YÜZ YILLIK REJİMİN BİTİRDİKLERİ, YİTİRDİKLERİ VE KİŞİSİZLEŞTİRDİKLERİ

YÜZ YILLIK REJİMİN BİTİRDİKLERİ, YİTİRDİKLERİ VE KİŞİSİZLEŞTİRDİKLERİ

Dehşetli Bir Dönemin İçinden Geçerken…

Bir asır önceydi…
Toprak parçalanmış, hilafet susturulmuş, milletin sesi kısılmıştı.
Yeni bir rejim geldi; sözde “ilerleme” adına…
Ama geride çok şey bıraktı, çok şeyi kaybettirdi, çok kimliği yok etti.

Bugün baktığımızda görüyoruz:
Büyük bir bencilleşme, derin bir kişisizleşme, korkunç bir manasızlaşma çağına geldik.
Peki ne oldu bize?
Neleri bitirdik, neleri yitirdik?

BİR: BİTİRİLENLER – KÖKLERİNDEN KOPARILAN BİR MİLLET

Bu rejim; sadece rejim değildi.
Bir kültür darbesi, bir kimlik dönüşümü, bir medeniyet kopuşuydu.

Ezan susturuldu, Kur’an yasaklandı, Arapça harf “tarihten silinmek” istendi.

Bin yıllık medeniyet mirası çöplüğe atıldı.

Alimler ya asıldı, ya sürgüne gönderildi, ya susturuldu.

Bu milletin vicdanı kırıldı, hafızası silindi, medeniyeti gömüldü.
Ve yerine, Batı’nın elbisesi giydirildi.
Ruhu aç, bedeni şık bir toplum…
Sloganla doyan, ilansız susan, ama içten içe boşalan bir toplum…

İKİ: YİTİRİLENLER – MANALARIN VE DEĞERLERİN SESSİZ CENAZESİ

Bir asırdır; ahlak kayboldu, aile yıkıldı, mahremiyet eridi.
Hayatın içindeki ilahi anlam unutuldu.

Namus “eski moda”,

İffet “baskı unsuru”,

Hayâ “geri kalmışlık” oldu.

Mabed anlamını kaybetti.
Mezarlık korku yeri oldu.
Ölümden söz etmek, “moral bozucu” sayıldı.
Oysa ecdat, mezar taşında bile dua okutuyordu.

Bugün gençlik idealsiz, toplum temsilsiz, hayat gayesiz.
Ve belki en acısı; inancın bile paraya alet edildiği bir dönemdeyiz.

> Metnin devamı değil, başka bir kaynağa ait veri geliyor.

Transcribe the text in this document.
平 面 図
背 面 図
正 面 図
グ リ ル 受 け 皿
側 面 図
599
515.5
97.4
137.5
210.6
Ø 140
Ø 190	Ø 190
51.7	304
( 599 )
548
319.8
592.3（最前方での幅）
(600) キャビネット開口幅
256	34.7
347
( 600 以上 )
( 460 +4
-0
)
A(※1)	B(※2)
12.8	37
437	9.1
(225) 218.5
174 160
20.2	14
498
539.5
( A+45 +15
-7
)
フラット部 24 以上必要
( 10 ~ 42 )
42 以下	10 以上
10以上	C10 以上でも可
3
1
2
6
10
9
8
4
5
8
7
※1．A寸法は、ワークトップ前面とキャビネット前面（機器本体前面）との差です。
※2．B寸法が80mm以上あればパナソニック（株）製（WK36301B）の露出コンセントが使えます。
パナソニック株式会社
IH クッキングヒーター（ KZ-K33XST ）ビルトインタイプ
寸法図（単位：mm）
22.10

ÜÇ: KİŞİSİZLEŞTİRİLENLER – ŞAHSİYETLERİN GÖLGESİNDEKİ YALNIZLIK

Yüz yıl boyunca “tek tip” insan istendi.
Düşünmeyen, sorgulamayan, sevmeyen, bağ kurmayan…
Yani bir robot kadar programlı, bir hayvan kadar serbest…
Ama bir insan kadar yalnız.

Köyde cemaat vardı, şehirde kalabalık oldu.
Sohbet vardı, şimdi yalnızlık var.
Selam vardı, şimdi “görmemek” var.
Toplum, bireycilik uğruna parçalandı.
Her birey “özgür” ama kimse maalesef yalnız kendine özel bir niteliği olan, kopya olmayan, orijinal, taklit olmayan değil artık.

SONUÇ: BİR NESLİ DEĞİL, BİR MEDENİYETİ YİTİRDİK

Yüz yıl boyunca;

Hem aklımızı batının bilgisine,

Hem kalbimizi modernizmin bitişine ve tukenişine,

Hem geleceğimizi ideolojilere kurban verdik.

Ve şimdi, geçmişi olmayan bir millet gibi köksüz,
Değeri olmayan bir toplum gibi sessiz,
Kimliği olmayan bir nesil gibi kişisiz yaşıyoruz.

KISSADAN HİSSE: DİRİLİŞ, YENİDEN İNŞAYLA BAŞLAR

Yıkım büyükse, inşa daha büyük olmalı.
Önce kimlik, sonra kişilik, sonra aidiyet…
Bu topraklar tekrar yeşerecekse;
Kur’an’la, imanla, tefekkürle ve tevazu ile yeşerecek.

Yüz yıl, bir son değil.
Belki de bir uyanışın eşiği.
Ama önce biz uyanmalıyız.
Sadece rejimi değil;
İçimizdeki ölü ruhları,
Korkak bakışları,
Satılmış fikirleri de değiştirmeliyiz.